= William Fordyce =

Scottish physician (1724–1792)

Sir William Fordyce (1724 – 4 December 1792) was a Scottish physician.

==Life==
The son of Provost George Fordyce (1663-1733) of Aberdeen, and brother of David Fordyce, was born at Aberdeen in 1724, and educated at Marischal College; also serving a medical pupilage with a local practitioner and with his brother John at Uppingham in 1743. His mother Janet Blackwell was daughter of Rev Dr Thomas Blackwell principal of Marischal College. Her siblings included Thomas Blackwell and Alexander Blackwell.

He was admitted a member of the Medical Society in Edinburgh on 22 December 1744. He then volunteered for the army during the War of the Austrian Succession which ended in 1748, and obtained an appointment as surgeon to the Guards, with whom he served in three campaigns.

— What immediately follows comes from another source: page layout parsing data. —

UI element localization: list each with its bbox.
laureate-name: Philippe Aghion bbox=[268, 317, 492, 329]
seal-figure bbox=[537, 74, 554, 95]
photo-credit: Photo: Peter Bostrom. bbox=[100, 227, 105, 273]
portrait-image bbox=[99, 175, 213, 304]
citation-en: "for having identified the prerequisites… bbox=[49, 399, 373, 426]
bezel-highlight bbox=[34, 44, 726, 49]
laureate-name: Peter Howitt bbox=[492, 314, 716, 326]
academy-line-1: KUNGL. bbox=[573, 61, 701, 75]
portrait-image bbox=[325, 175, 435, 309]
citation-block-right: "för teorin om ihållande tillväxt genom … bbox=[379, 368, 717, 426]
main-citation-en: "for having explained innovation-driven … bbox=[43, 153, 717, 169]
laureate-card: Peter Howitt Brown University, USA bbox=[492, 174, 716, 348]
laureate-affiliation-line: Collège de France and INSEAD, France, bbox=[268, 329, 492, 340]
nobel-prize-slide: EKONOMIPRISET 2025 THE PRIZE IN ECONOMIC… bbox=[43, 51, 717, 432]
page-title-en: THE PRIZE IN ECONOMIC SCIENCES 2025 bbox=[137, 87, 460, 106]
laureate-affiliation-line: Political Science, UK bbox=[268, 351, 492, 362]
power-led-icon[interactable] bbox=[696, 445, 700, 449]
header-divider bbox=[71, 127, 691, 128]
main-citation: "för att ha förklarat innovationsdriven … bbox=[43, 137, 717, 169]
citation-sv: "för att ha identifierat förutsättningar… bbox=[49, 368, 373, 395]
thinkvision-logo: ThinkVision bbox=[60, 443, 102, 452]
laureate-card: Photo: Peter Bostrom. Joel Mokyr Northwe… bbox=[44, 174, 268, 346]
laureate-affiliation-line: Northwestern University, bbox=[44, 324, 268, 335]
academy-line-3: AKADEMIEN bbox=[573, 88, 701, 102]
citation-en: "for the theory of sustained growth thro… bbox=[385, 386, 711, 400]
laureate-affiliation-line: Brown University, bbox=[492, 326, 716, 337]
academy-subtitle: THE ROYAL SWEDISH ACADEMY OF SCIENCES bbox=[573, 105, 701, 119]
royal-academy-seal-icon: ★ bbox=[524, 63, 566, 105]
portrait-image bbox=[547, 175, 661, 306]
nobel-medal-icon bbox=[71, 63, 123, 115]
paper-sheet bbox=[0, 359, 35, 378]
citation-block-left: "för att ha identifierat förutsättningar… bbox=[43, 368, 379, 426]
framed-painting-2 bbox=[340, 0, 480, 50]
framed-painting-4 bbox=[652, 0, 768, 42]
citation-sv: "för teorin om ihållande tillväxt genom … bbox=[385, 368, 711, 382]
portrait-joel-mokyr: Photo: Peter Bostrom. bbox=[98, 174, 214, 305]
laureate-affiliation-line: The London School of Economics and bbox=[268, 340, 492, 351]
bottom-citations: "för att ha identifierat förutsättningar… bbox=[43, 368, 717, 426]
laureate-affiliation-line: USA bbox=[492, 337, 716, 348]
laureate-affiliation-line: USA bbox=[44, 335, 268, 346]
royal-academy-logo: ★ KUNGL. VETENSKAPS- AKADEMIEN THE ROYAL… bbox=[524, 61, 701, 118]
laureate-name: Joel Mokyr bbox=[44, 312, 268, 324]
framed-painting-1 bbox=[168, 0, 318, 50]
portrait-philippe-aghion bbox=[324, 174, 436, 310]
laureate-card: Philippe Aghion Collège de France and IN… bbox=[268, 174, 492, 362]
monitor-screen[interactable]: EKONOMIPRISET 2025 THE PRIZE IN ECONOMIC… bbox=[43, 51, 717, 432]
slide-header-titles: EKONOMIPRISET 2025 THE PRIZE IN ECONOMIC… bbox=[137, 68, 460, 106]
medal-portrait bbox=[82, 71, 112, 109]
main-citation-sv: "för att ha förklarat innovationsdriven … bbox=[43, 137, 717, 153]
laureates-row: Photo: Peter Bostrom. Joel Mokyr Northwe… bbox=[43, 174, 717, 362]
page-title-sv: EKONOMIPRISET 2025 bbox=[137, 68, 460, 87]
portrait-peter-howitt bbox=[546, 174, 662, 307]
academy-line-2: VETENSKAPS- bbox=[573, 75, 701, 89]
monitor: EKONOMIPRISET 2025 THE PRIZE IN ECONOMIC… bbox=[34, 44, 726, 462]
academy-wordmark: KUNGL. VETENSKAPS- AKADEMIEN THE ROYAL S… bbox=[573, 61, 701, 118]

Probably after the peace he travelled and studied in France. He was at Turin in 1750. While retaining his connection with the army, he entered on general practice in London, and this and the growing fame of his brothers gained him introduction. In 1770 he was created M.D. at Cambridge by royal mandate, and was admitted licentiate of the Royal College of Physicians on 10 April 1786. He was knighted by George III in 1787, and in the same year became Fellow of the Royal Society.

He aided his brother Alexander Fordyce to his rise of fortune, and suffered a heavy loss when he failed, taking upon himself the burden of his brother James Fordyce's loss also. The Society of Arts voted him a gold medal for his work on rhubarb. He died at Brook Street, Grosvenor Square, after a long illness, on 4 December 1792, aged 68. At the time of his death he was lord rector of Marischal College, to which he left £1,000.

==Works==
Fordyce's works (all published in London) are:

- A Review of the Venereal Disease and its Remedies, 1767, fifth edition 1785; German translation, Altenburg, 1769.
- A New Inquiry into the Causes, Symptoms, and Cure of Putrid and Inflammatory Fevers, with an Appendix on the Hectic Fever and on the Ulcerated Sore Throat, 1773, fourth edition 1777; German translation, Leipzig, 1774.
- The Great Importance and Proper Method of Cultivating and Curing Rhubarb in Britain for Medical Uses, 1784.
- Fragmenta Chirurgica et Medica, 1784.
- Letter to Sir John Sinclair on the Virtues of Muriatic Acid in curing Putrid Diseases, 1790.